You can also reconstruct a cuML model from a scikit-learn model using `from_sklearn()`. This is particularly useful for:

- **Pre-trained models**: Convert existing scikit-learn models for GPU acceleration
- **Performance optimization**: Run faster inference on GPU hardware
- **Hybrid workflows**: Switch between CPU and GPU execution as needed

In [None]:
# Re-construct the cuML model from the scikit-learn model
kmeans_from_sklearn = KMeans.from_sklearn(kmeans_loaded_sklearn)
predictions = kmeans_from_sklearn.predict(X)
print("Re-constructed cuML KMeans ARI Score: ", adjusted_rand_score(y, predictions))

## Exporting Random Forest Models for CPU-Only Deployment

You can export cuML Random Forest models for deployment on machines without NVIDIA GPUs using the [Treelite](https://github.com/dmlc/treelite) library.

### Benefits

- **CPU-only deployment**: Run trained models on any machine
- **Optimized inference**: Treelite provides highly optimized CPU inference
- **Small footprint**: No cuML or GPU dependencies required
- **Production ready**: Efficient serialization and fast loading

### Export Process

1. **Convert to Treelite format**: Use `as_treelite()` to transform your cuML Random Forest model
2. **Serialize the model**: Call `.serialize()` to create a portable checkpoint file
3. **Deploy anywhere**: Install Treelite on the target machine and load the model for inference

In [None]:
import numpy as np
from cuml.ensemble import RandomForestClassifier
from sklearn.datasets import load_iris

# Load and prepare iris dataset
X, y = load_iris(return_X_y=True)
X, y = X.astype(np.float32), y.astype(np.int32)

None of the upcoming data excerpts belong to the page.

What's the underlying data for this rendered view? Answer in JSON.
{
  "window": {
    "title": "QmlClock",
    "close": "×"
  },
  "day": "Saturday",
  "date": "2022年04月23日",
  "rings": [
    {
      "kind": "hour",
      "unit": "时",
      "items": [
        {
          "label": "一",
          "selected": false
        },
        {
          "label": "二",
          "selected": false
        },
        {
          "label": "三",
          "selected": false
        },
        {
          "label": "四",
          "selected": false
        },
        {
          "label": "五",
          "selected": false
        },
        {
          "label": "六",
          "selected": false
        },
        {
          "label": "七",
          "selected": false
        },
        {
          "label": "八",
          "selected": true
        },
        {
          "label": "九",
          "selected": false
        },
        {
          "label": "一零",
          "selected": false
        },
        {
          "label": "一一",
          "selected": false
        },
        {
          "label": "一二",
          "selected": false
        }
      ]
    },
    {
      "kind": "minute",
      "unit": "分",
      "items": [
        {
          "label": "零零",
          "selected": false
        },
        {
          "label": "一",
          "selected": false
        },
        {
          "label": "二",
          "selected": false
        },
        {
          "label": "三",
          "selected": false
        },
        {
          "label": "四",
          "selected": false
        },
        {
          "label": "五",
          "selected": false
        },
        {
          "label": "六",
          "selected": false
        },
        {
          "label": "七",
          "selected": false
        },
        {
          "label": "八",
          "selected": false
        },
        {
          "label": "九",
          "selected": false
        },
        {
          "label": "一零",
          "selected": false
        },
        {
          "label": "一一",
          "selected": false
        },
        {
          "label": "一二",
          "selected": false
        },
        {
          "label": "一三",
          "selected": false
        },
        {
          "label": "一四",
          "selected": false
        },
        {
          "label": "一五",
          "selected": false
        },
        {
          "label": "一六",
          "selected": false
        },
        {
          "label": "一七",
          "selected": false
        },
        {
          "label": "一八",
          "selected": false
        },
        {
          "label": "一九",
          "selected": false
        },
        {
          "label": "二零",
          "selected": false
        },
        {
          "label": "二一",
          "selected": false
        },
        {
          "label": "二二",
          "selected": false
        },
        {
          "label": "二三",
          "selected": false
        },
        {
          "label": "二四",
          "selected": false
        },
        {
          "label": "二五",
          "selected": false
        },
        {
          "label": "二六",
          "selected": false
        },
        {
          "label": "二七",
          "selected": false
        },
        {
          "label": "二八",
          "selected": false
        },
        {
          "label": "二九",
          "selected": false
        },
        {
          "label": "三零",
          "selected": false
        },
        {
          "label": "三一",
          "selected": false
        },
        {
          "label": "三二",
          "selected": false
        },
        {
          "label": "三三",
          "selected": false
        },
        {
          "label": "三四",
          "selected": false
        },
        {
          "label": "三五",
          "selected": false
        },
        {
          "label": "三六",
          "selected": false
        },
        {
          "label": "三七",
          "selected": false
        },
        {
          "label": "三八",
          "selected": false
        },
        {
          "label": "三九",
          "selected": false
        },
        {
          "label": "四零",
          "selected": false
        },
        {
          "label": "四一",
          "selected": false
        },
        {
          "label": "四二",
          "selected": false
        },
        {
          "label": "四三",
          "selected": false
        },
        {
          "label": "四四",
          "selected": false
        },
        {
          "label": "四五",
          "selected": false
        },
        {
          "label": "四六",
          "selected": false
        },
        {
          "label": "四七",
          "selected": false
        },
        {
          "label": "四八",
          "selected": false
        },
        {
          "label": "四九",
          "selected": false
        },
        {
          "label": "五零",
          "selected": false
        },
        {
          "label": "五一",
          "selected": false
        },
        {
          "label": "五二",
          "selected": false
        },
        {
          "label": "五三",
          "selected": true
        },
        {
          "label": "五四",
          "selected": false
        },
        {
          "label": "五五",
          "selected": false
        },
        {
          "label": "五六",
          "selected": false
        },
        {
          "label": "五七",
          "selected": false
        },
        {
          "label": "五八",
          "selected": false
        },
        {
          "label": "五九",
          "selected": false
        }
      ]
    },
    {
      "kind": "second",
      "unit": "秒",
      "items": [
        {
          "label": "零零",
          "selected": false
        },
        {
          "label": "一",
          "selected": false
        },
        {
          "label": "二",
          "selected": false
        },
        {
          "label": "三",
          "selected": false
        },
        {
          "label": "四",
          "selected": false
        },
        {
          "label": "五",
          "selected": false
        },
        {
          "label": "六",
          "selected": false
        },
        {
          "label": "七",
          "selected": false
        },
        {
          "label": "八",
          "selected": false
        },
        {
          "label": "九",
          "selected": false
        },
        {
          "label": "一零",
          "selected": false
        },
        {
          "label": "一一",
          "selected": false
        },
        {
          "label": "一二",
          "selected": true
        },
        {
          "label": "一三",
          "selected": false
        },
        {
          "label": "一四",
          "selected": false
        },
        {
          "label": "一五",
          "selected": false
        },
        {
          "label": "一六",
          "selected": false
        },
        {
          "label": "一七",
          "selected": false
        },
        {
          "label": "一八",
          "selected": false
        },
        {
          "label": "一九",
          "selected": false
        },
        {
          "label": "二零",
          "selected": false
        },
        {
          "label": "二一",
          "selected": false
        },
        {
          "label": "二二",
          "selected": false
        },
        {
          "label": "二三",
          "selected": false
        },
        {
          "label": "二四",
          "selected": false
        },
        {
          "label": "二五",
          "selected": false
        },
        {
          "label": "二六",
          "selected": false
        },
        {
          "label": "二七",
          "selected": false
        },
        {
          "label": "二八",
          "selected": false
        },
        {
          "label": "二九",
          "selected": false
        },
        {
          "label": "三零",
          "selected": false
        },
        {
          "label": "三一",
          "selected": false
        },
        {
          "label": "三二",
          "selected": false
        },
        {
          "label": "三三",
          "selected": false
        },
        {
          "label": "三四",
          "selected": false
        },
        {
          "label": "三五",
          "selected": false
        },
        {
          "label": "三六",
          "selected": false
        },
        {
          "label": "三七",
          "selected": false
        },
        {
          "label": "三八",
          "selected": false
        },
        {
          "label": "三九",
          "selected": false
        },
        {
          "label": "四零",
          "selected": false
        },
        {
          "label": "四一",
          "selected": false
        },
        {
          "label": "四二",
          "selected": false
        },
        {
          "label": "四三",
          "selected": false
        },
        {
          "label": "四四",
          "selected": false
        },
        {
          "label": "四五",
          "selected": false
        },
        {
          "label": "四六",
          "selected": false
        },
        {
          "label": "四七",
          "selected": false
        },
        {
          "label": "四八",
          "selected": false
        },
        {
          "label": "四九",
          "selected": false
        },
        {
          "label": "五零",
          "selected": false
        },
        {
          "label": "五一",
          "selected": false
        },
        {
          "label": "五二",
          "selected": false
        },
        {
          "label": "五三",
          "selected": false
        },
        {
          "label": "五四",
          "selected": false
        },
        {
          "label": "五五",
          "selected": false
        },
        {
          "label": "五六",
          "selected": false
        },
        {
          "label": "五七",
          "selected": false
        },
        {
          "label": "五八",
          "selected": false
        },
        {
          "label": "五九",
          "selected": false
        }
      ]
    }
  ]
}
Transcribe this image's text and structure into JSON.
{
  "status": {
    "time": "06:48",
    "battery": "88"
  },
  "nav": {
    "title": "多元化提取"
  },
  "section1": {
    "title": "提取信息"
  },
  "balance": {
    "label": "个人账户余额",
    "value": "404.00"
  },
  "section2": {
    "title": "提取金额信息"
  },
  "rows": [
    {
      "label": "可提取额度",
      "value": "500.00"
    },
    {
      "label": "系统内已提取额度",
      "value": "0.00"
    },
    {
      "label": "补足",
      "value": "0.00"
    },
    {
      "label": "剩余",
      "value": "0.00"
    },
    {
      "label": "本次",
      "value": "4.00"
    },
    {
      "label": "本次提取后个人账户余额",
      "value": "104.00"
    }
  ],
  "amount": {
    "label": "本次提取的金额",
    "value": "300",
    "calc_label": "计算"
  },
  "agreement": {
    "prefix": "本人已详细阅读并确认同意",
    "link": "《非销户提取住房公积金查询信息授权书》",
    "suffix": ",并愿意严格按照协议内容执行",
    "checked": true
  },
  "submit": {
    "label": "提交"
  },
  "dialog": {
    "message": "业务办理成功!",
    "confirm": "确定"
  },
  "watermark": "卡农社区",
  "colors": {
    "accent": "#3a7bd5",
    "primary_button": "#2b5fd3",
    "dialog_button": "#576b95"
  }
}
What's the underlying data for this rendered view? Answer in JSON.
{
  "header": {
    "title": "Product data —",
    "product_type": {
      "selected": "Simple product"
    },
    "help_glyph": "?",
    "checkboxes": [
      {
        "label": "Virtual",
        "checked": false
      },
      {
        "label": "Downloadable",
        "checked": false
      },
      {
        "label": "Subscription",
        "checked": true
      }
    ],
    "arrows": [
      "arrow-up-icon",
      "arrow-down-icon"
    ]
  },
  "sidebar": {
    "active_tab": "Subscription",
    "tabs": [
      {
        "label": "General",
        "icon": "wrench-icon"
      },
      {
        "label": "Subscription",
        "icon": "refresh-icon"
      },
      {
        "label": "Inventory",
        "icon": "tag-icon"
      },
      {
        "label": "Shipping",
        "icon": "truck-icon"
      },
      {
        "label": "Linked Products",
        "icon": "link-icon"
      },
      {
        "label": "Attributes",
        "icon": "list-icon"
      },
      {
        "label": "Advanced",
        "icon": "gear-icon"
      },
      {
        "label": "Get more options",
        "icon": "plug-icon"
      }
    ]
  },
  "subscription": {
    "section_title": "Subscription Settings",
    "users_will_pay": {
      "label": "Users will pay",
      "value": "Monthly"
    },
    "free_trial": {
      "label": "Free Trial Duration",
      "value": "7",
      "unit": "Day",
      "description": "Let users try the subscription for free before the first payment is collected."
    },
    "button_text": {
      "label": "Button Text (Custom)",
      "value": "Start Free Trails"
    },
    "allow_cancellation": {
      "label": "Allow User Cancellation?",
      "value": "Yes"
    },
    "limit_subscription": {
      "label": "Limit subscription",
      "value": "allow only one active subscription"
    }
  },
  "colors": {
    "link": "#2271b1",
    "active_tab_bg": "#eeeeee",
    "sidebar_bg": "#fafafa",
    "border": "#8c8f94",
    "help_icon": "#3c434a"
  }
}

# Train Random Forest model
random_forest = RandomForestClassifier(
    max_depth=3, random_state=0, n_estimators=10
).fit(X, y)

# Export cuML RF model as Treelite checkpoint
treelite_checkpoint_path = "./checkpoint.tl"
random_forest.as_treelite().serialize(treelite_checkpoint_path)

### Deployment Steps

1. **Copy the checkpoint file**: Transfer `checkpoint.tl` to your target machine
2. **Install Treelite**: Run `pip install treelite` or `conda install -c conda-forge treelite`
   - No NVIDIA GPUs required
   - No cuML installation needed
3. **Load and use the model**: Run the code below on the target machine

In [None]:
import treelite

# Load the Treelite model (checkpoint file has been copied over)
treelite_checkpoint_path = "./checkpoint.tl"
treelite_model = treelite.Model.deserialize(treelite_checkpoint_path)

# Make predictions using Treelite
predictions = treelite.gtil.predict(treelite_model, X, pred_margin=True)